When NYCFC was defeated by Toronto FC in the second round of the MLS playoffs last season, it was easy to see that the Blues needed reinforcements for the new year.
One of the most glaring holes in the squad was between the sticks. Josh Saunders had been the chosen keeper for the past 2 seasons and his frailties were well-documented.
As a fan, I recall sitting in the stands, genuinely nervous that routine attempts at New York City’s goal would beat the Puerto Rico international. His presence simply did not inspire confidence. To be fair to the 36-year-old, he didn’t exactly have the most solid defense in the MLS in front of him. The combination of the two made most fans nervous, and eventually led to the untested Eirik Johansen replacing Saunders for good on the final day of the 2016 regular season.
Of course, that move culminated in Toronto’s seven-goal playoff destruction of the Blues in October.

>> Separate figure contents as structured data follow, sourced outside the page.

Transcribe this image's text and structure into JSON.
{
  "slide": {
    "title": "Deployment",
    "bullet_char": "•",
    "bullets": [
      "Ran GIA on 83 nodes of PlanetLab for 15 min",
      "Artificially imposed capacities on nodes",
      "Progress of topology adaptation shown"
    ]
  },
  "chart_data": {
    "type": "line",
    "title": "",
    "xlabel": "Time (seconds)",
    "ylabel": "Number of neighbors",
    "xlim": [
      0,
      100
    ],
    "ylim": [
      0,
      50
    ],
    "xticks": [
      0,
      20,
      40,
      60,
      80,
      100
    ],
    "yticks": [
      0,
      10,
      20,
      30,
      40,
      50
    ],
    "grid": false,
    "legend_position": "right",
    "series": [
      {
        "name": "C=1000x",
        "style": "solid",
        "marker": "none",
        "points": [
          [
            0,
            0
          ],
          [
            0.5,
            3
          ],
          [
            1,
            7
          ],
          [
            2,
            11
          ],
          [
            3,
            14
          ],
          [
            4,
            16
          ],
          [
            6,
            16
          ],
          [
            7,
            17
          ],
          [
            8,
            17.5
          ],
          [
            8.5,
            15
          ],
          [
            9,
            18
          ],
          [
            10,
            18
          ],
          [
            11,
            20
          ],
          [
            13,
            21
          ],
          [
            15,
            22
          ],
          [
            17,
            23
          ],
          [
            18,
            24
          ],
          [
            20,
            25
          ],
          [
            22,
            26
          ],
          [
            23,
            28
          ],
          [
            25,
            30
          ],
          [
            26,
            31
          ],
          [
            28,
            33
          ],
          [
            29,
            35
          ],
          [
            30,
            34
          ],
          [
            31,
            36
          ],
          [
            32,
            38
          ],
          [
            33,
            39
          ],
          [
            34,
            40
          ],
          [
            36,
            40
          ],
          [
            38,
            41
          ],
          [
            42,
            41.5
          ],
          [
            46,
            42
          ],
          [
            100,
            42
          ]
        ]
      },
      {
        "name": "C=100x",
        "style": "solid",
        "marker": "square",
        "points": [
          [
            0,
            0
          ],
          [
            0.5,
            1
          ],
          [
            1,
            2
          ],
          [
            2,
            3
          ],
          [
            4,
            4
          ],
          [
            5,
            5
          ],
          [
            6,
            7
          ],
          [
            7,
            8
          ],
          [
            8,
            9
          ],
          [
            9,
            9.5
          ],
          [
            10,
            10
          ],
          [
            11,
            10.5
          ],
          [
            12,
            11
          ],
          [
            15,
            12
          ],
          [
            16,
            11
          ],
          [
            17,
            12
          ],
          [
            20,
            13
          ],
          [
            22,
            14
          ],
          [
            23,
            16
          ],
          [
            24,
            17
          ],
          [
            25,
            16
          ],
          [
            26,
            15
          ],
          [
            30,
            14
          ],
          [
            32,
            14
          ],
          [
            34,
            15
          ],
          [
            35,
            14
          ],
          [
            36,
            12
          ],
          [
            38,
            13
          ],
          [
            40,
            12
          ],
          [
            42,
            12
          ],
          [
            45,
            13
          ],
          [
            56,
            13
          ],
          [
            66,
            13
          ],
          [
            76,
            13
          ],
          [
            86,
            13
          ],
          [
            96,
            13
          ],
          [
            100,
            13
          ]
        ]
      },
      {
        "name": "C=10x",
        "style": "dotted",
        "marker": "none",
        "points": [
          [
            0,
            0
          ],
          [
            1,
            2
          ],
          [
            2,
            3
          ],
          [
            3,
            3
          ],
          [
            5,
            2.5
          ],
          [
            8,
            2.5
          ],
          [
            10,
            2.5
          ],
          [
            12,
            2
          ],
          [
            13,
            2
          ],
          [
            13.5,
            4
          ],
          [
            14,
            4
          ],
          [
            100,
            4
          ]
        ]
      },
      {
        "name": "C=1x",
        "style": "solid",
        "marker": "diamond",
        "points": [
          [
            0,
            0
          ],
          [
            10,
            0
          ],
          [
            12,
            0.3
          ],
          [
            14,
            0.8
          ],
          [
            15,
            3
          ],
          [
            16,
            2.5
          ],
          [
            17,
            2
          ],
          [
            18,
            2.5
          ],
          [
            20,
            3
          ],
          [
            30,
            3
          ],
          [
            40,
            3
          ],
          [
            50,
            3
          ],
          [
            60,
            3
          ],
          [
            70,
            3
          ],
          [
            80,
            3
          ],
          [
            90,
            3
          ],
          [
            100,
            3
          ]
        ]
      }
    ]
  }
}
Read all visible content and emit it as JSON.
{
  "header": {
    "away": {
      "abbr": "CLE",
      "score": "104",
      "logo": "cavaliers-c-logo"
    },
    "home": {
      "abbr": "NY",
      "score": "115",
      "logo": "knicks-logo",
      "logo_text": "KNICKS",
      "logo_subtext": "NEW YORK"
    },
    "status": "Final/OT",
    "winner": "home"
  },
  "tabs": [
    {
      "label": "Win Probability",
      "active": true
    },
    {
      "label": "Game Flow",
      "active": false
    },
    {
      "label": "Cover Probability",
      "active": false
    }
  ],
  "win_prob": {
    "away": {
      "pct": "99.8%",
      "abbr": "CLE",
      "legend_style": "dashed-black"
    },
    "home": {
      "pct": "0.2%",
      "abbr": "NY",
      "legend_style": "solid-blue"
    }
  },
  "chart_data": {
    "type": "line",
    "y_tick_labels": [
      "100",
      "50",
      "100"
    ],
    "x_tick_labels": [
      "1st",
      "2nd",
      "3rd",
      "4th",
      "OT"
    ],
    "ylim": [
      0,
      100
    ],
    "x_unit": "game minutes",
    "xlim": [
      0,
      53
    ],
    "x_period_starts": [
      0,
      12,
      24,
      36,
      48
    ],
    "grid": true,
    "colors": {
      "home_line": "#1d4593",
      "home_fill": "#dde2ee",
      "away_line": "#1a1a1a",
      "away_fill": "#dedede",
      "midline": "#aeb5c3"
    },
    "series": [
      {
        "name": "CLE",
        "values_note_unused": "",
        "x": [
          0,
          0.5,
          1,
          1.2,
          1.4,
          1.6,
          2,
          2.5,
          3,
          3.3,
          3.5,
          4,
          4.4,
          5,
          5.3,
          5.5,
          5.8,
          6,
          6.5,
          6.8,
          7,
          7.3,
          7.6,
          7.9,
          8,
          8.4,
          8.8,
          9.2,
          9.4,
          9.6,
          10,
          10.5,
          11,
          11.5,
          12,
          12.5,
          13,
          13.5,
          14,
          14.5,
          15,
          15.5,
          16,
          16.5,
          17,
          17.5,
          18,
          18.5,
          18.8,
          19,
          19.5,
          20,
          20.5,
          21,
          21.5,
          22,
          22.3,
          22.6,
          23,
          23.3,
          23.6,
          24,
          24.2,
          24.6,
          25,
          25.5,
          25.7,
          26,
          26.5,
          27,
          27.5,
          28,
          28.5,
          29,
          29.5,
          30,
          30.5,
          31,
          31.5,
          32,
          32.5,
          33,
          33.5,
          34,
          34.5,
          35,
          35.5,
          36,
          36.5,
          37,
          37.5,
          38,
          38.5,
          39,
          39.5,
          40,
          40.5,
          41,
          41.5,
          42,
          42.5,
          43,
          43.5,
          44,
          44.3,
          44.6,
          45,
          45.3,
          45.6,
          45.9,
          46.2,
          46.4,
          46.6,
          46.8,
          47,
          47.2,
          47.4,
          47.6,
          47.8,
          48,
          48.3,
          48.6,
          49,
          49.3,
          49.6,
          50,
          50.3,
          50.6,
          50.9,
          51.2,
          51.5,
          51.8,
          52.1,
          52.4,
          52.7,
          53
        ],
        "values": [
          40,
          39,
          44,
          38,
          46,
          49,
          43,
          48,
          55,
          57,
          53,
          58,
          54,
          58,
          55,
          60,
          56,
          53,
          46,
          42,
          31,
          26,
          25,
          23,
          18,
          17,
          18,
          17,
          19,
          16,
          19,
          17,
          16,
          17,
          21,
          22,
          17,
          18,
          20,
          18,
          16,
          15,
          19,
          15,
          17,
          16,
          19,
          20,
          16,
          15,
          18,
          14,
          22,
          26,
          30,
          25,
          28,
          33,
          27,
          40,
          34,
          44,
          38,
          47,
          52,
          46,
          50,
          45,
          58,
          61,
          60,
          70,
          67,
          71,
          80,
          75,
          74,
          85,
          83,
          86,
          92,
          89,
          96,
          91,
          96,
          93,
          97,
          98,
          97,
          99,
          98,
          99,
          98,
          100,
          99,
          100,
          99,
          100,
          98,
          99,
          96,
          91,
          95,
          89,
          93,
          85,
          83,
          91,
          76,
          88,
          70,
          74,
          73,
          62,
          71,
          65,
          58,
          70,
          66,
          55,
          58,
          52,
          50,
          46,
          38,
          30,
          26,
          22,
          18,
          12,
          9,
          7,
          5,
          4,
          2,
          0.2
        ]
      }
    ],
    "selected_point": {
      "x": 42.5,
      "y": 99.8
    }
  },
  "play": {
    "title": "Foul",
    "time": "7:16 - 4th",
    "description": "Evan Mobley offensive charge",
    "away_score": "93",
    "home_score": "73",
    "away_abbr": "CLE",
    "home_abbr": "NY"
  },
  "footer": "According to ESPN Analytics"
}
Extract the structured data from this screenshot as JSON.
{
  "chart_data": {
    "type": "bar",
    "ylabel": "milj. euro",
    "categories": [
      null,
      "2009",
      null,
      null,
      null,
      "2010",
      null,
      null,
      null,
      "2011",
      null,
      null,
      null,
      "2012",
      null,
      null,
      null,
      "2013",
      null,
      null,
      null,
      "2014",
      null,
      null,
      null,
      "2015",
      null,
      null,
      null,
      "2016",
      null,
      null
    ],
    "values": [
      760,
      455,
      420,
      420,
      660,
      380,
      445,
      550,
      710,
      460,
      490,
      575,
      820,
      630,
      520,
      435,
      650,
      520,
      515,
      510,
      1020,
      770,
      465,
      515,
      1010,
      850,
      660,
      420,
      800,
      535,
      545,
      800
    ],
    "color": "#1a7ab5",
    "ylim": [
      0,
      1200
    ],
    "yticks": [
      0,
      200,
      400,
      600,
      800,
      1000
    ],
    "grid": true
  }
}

At this point, Vieira was forced to go back to the drawing board. In the offseason, the Frenchman and his staff made several upgrades to the roster and spine of the team, including at keeper.
NYCFC were able to sign Sean Johnson from Atlanta United on the same day that the expansion side had acquired him from Chicago. To complete the deal, New York City shipped a combination of general and targeted allocation money.
Johnson put together a solid run in Chicago, earning back-to-back "Save of the Week" honors in 2010, his rookie campaign. He would be named the Chicago Fire's Defender of the Year in 2013 thanks to a 11–9–7 record that included 6 clean sheets. And today, with Johnson patrolling the box, New York City are looking revitalized. There is a newfound confidence among players with the 28-year-old in goal.
That being said, it’s important to highlight the positive effect that players like Alexander Callens, Ben Sweat, Yangel Herrera, and Alex Ring have had this season. They have all been improvements in their respective positions. But it’s Johnson we most need talk about, because he often doesn’t get the credit he deserves. Fortunately, the U.S. international made the MLS Team of the Week with an essentially perfect performance in Los Angeles, helping the Blues down the Galaxy 2-0.
In this match, Johnson exemplified his talent by literally standing on his head at moments during the match. While New York City as a whole should be credited for the performance, there were times that they were all but beaten. In these moments, they asked the world of Johnson to keep them alive, and the Georgia native responded.
Had another keeper stood between the sticks for Vieira’s team that night, the result may have been different. On this night, he proved to many that he is up there with the premier goalkeepers in North America.
In 22 MLS matches this season, Johnson has only allowed 29 goals, with four coming in one match against Toronto FC. The big shot-stopper has 5 shutouts on the season to boot.
To get a point of reference, Josh Saunders allowed 56 goals in 33 matches last year. If we compare the two keepers, Johnson allows 1.32 goals per match since joining NYCFC, where Saunders allowed an unsightly 1.70. Furthermore, Saunders allowed 56 goals in 32 matches in his first season with the Blues, leading to a similarly poor goal-allowed-ratio of 1.75.
It’s easy to see that Johnson is a significant upgrade on both Saunders and the young Johansen, who struggled in goal earlier this summer while Johnson was an unused benchwarmer for the United States at the Gold Cup.
His large frame and monstrous hands have allowed him to dominate his goal box. He handles crosses and breakaways with a level skill and dominance New York City fans may not have expected, and his surprising ability to play out of the back is a major upgrade indeed.
And with Johnson behind them, NYCFC’s defense just looks more confident.
Overall, Patrick Vieira has to be happy with the team he has, and particularly with the additions he made in the offseason. One has to think that if NYCFC can make a run in the playoffs this season, Johnson figures to be a major key to their success.